Loris ponders administrator’s return

Loris’ last City Administrator, David Mobley. Could his successor be named this year?
& JOYCE GRAHAM
Absent a city administrator for nearly seven years, the Loris City Council may bring one back later this year.
Council met in closed session Monday and discussed “bring the position of Administrator back on a part time basis,” a summary of the session said.
Council member Thessalonia Graham was not present for the called meeting.
Council members are considering how to proceed with securing a part-time administrator, and charged the Personnel Committee with outlining qualifications for the job.
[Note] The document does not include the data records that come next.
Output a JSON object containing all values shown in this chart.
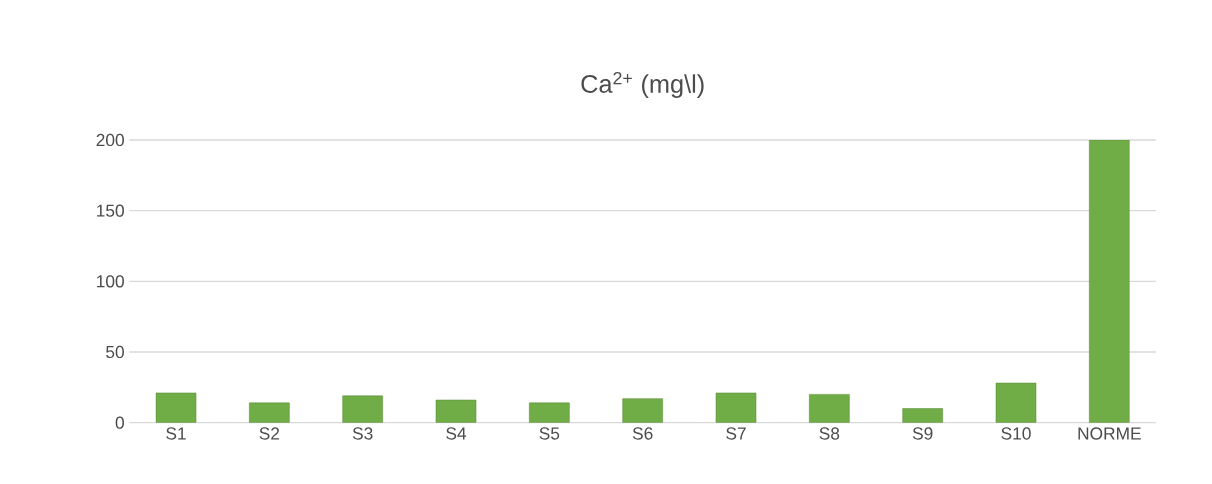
{
  "chart_data": {
    "type": "bar",
    "title": "Ca$^{2+}$ (mg\\l)",
    "categories": [
      "S1",
      "S2",
      "S3",
      "S4",
      "S5",
      "S6",
      "S7",
      "S8",
      "S9",
      "S10",
      "NORME"
    ],
    "values": [
      21,
      14,
      19,
      16,
      14,
      17,
      21,
      20,
      10,
      28,
      200
    ],
    "color": "#70ad47",
    "ylim": [
      0,
      200
    ],
    "yticks": [
      0,
      50,
      100,
      150,
      200
    ],
    "grid": "y"
  }
}
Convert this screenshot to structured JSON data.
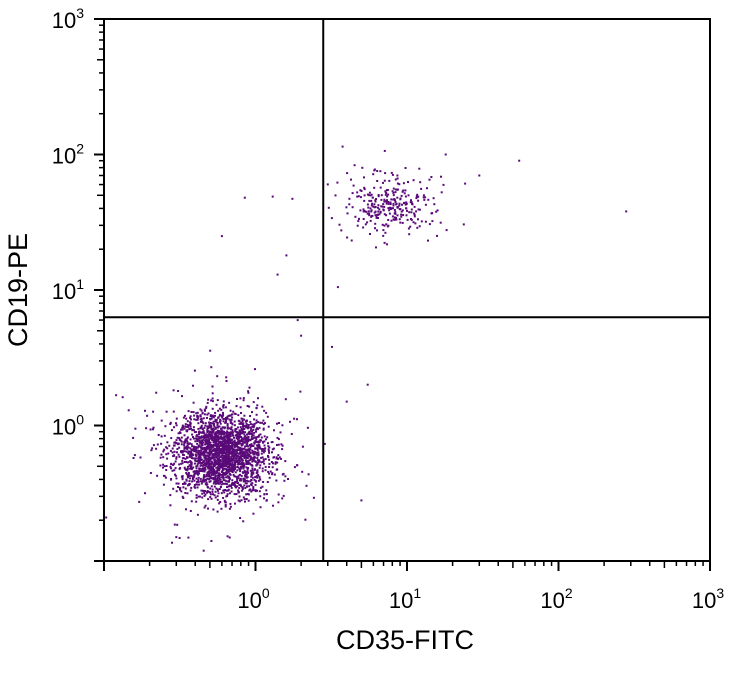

Committee members Michael Suggs, Shirley Craigie and Joan Gause are scheduled to meet next Monday.
Loris has been without a city administrator since David Mobley Jr. resigned in October 2006.
‘Illegal’ session
Council’s closed door discussion of the administrator issue violates South Carolina’s Freedom of Information Act, said Bill Rogers, Executive Director of the South Carolina Press Association.
South Carolina law allows closed sessions for “discussion of employment, appointment, compensation, promotion, demotion, discipline, or release of an employee, a student, or a person regulated by a public body or the appointment of a person to a public body.”
There is no provision in the law allowing closed sessions for the discussion of policy matters, including whether a public body should create or define any position, Rogers said.
“This was a policy matter, not a personnel matter, therefore the public should have privy to it and the meeting was illegal,” Rogers said.
City attorney Carroll Padgett, who was not present for Monday’s meeting, said Tuesday that he would research the matter but otherwise had no comment.